Posted: 12/6/2015 6:44:19 AM
i prefer it that way , but there is this perception that you can not have anything in common with an18yr old when someone i 48yr old and they would be immature . will most ladies my age are at times divorced with kids and ex-husband issues fighting over custody etc. and i prefer not to be part of that drama as part of my life . plus age does not equate to maturity in my opinion . i know 18yr old who are more mature than folks in their 40's . plus older ladies want to blame you for all the problems they have had in their life or compare to everyone of their past relationships ..you become their therapist instead of their lover.
 HalftimeDad
Joined: 5/29/2005
Msg: 96
Why are people so against May-December relationships?
Posted: 12/6/2015 6:56:42 AM
You know, you might want to avoid making posts like this in a public forum with your picture attached.

If you're a substitute teacher who is pushing 50, and you're saying you lust after high school seniors.....your phone just might stop ringing.
 sapphiresky242
Joined: 11/17/2015
Msg: 97
Why are people so against May-December relationships?
Posted: 12/6/2015 8:23:29 AM
^^^ I have to agree with you. That post has "icky" written all over it. So, 48 and longest relationship is 1 year and things anyone of legal age is fair game.

As for the other guy, you being 24 and her 18 is not a May/December relationship.
 HalftimeDad
Joined: 5/29/2005
Msg: 98
Why are people so against May-December relationships?
Posted: 12/6/2015 9:37:47 AM
You know, I was wondering about this when I was in the shower.

It's entirely likely that some divorced parent in his town is going to see this post and do the Facebook thing or something. I can see a growing level of outrage where parents demand that he not be allowed to teach their little Suzies and Ambers. I have no idea what the contract language is in the teachers' contract there. But this post could actually lead to a bit of a news cycle. And if the Teachers Union defends this guy then you just know that Fox et al will make it a national story.

And we were here at the inception.
 Whatsamatterbaby
Joined: 11/7/2015
Msg: 99
Why are people so against May-December relationships?
Posted: 12/6/2015 9:45:40 AM
^ You know very well that is highly unlikely to happen. What is far more likely is that your daughter will bring him home.

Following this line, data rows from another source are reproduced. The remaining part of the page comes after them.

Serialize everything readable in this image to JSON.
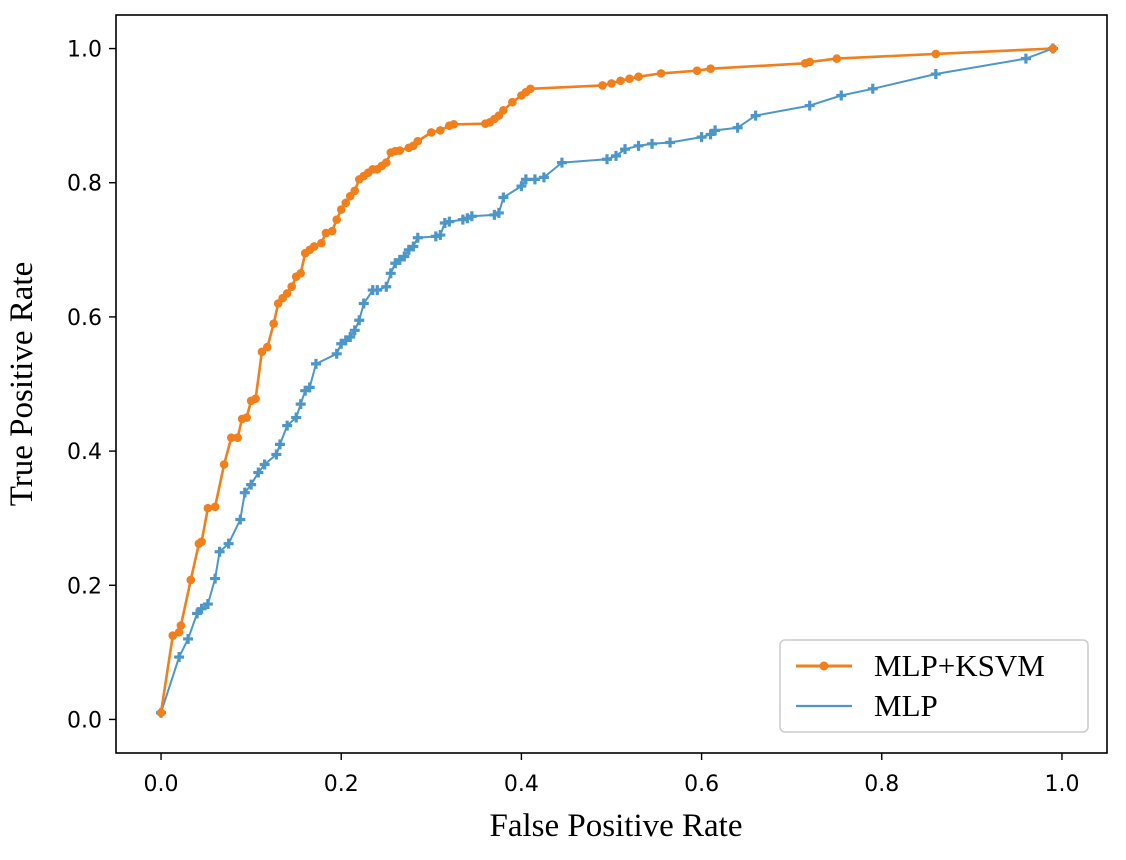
{
  "chart_data": {
    "type": "line",
    "title": "",
    "xlabel": "False Positive Rate",
    "ylabel": "True Positive Rate",
    "xlim": [
      -0.05,
      1.05
    ],
    "ylim": [
      -0.05,
      1.05
    ],
    "xticks": [
      0.0,
      0.2,
      0.4,
      0.6,
      0.8,
      1.0
    ],
    "yticks": [
      0.0,
      0.2,
      0.4,
      0.6,
      0.8,
      1.0
    ],
    "xtick_labels": [
      "0.0",
      "0.2",
      "0.4",
      "0.6",
      "0.8",
      "1.0"
    ],
    "ytick_labels": [
      "0.0",
      "0.2",
      "0.4",
      "0.6",
      "0.8",
      "1.0"
    ],
    "grid": false,
    "legend_position": "bottom-right",
    "series": [
      {
        "name": "MLP+KSVM",
        "color": "#f07f1c",
        "marker": "circle",
        "x": [
          0.0,
          0.013,
          0.02,
          0.022,
          0.033,
          0.042,
          0.045,
          0.052,
          0.06,
          0.07,
          0.078,
          0.085,
          0.09,
          0.095,
          0.1,
          0.105,
          0.112,
          0.118,
          0.125,
          0.13,
          0.135,
          0.14,
          0.145,
          0.15,
          0.155,
          0.16,
          0.165,
          0.17,
          0.178,
          0.183,
          0.19,
          0.195,
          0.2,
          0.205,
          0.21,
          0.215,
          0.22,
          0.225,
          0.23,
          0.235,
          0.24,
          0.245,
          0.25,
          0.255,
          0.26,
          0.265,
          0.275,
          0.28,
          0.285,
          0.3,
          0.31,
          0.32,
          0.325,
          0.36,
          0.365,
          0.37,
          0.375,
          0.38,
          0.39,
          0.4,
          0.405,
          0.41,
          0.49,
          0.5,
          0.51,
          0.52,
          0.53,
          0.555,
          0.595,
          0.61,
          0.715,
          0.72,
          0.75,
          0.86,
          0.99
        ],
        "y": [
          0.01,
          0.125,
          0.13,
          0.14,
          0.208,
          0.262,
          0.265,
          0.315,
          0.317,
          0.38,
          0.42,
          0.42,
          0.448,
          0.45,
          0.475,
          0.478,
          0.548,
          0.555,
          0.59,
          0.62,
          0.628,
          0.635,
          0.645,
          0.66,
          0.665,
          0.695,
          0.7,
          0.705,
          0.71,
          0.725,
          0.728,
          0.745,
          0.76,
          0.77,
          0.78,
          0.788,
          0.805,
          0.81,
          0.815,
          0.82,
          0.82,
          0.825,
          0.83,
          0.845,
          0.847,
          0.848,
          0.852,
          0.855,
          0.862,
          0.875,
          0.878,
          0.885,
          0.887,
          0.888,
          0.89,
          0.895,
          0.9,
          0.908,
          0.92,
          0.93,
          0.935,
          0.94,
          0.945,
          0.948,
          0.952,
          0.955,
          0.958,
          0.963,
          0.967,
          0.97,
          0.978,
          0.98,
          0.985,
          0.992,
          1.0
        ]
      },
      {
        "name": "MLP",
        "color": "#4c97c8",
        "marker": "plus",
        "x": [
          0.0,
          0.02,
          0.03,
          0.04,
          0.045,
          0.052,
          0.06,
          0.065,
          0.075,
          0.088,
          0.093,
          0.1,
          0.108,
          0.115,
          0.128,
          0.132,
          0.14,
          0.15,
          0.155,
          0.16,
          0.165,
          0.172,
          0.195,
          0.2,
          0.205,
          0.21,
          0.215,
          0.22,
          0.225,
          0.235,
          0.24,
          0.25,
          0.255,
          0.26,
          0.265,
          0.27,
          0.275,
          0.28,
          0.285,
          0.305,
          0.31,
          0.315,
          0.32,
          0.335,
          0.34,
          0.345,
          0.37,
          0.375,
          0.38,
          0.4,
          0.405,
          0.415,
          0.425,
          0.445,
          0.495,
          0.505,
          0.515,
          0.53,
          0.545,
          0.565,
          0.6,
          0.61,
          0.615,
          0.64,
          0.66,
          0.72,
          0.755,
          0.79,
          0.86,
          0.96,
          0.99
        ],
        "y": [
          0.01,
          0.093,
          0.12,
          0.158,
          0.165,
          0.172,
          0.21,
          0.25,
          0.262,
          0.298,
          0.338,
          0.35,
          0.368,
          0.38,
          0.395,
          0.41,
          0.438,
          0.45,
          0.47,
          0.49,
          0.495,
          0.53,
          0.545,
          0.56,
          0.565,
          0.57,
          0.58,
          0.595,
          0.62,
          0.64,
          0.64,
          0.645,
          0.665,
          0.68,
          0.685,
          0.69,
          0.7,
          0.705,
          0.718,
          0.72,
          0.722,
          0.74,
          0.742,
          0.745,
          0.747,
          0.75,
          0.752,
          0.755,
          0.778,
          0.795,
          0.805,
          0.805,
          0.808,
          0.83,
          0.835,
          0.84,
          0.85,
          0.855,
          0.858,
          0.86,
          0.868,
          0.872,
          0.878,
          0.882,
          0.9,
          0.915,
          0.93,
          0.94,
          0.962,
          0.985,
          1.0
        ]
      }
    ]
  }
}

You should have paid more attention to her :(
 mike11092
Joined: 11/2/2015
Msg: 100
Why are people so against ....staying on topic ?
Posted: 12/6/2015 5:13:40 PM

But that's the double standard unfortunately.


...it's called "society". It's generally unacceptable for people to engage in these relationships, not because of "love" or, in other words, the one's that are real, but because of the one's that aren't.

Because, the reality is, statistically, the disgusting a-moral version of these kinds of relationships are predominant.

So, for every loving "may-December" relationship, there's probably a dozen that are parasitic.



As to people staying on topic: welcome to the forums. You can check out any time you like; but you can never leave.